News: The Size of the OTC Market | End Dec 201302 June 2014 | Bill Hodgson
Rather than rewrite their paper, I've picked out summary quotes and the juicy charts, the full PDF is attached, the original source is from this BIS page on the end-2013 stats.
The BIS, in cooperation with central banks and monetary authorities worldwide, compiles and disseminates several data sets on activity in international banking and financial markets. This latest report summarises the data for the international banking and OTC derivatives markets, available up to the end of 2013.
OTC derivatives markets continued to expand in the second half of 2013. Increases in notional amounts were driven by interest rate derivatives, especially contracts with a medium- to long-term maturity. In credit default swap (CDS) markets, central clearing and netting made further inroads.
Notwithstanding the increase in notional amounts, the market value of outstanding derivatives contracts declined, based on market prices at end- December 2013. The gross market value of all contracts – that is, the cost of replacing all outstanding contracts at market prices prevailing on the reporting date – stood at $19 trillion at end-December 2013. This is down from $20 trillion at end- June 2013 and $25 trillion at end-2012 (Right hand chart above).

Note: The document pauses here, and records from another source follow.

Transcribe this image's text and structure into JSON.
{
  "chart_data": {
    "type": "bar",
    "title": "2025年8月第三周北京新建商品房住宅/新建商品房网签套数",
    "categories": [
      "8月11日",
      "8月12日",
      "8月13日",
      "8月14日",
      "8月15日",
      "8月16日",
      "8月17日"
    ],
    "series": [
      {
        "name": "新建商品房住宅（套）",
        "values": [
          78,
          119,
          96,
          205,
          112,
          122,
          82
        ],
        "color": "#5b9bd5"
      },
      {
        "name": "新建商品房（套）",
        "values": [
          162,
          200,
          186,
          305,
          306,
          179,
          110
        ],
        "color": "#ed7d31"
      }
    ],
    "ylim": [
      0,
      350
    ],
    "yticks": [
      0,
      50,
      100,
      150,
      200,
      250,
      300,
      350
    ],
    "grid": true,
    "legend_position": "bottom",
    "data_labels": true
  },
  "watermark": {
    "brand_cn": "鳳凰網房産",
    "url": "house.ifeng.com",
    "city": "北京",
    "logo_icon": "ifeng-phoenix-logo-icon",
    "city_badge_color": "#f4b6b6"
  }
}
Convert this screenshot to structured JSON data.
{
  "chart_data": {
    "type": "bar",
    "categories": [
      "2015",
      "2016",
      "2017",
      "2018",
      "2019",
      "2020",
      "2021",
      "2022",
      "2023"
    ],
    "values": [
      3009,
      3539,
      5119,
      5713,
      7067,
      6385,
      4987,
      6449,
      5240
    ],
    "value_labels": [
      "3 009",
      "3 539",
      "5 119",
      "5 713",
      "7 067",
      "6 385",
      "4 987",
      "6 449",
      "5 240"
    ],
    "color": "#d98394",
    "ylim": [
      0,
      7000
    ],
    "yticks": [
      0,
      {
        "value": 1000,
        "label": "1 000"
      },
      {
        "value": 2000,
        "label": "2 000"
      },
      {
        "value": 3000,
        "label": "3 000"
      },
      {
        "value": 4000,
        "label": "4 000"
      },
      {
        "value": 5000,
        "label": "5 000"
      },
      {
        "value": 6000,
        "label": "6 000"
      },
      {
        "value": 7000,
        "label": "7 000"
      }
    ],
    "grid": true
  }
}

The gross market value represents the maximum loss that market participants would incur if all counterparties failed to meet their contractual payments and the contracts could be replaced at current market prices. Market participants can reduce their exposure to counterparty credit risk through netting agreements and collateral. Gross credit exposures adjust gross market values for legally enforceable bilateral netting agreements but do not take account of collateral. Gross credit exposures equalled $3.0 trillion at end-December 2013, down from $3.8 trillion at end-June 2013 (Graph 3, right-hand panel). This represented 16.3% of gross market values at end-December 2013, slightly higher than the 2009–12 average of 15.1%.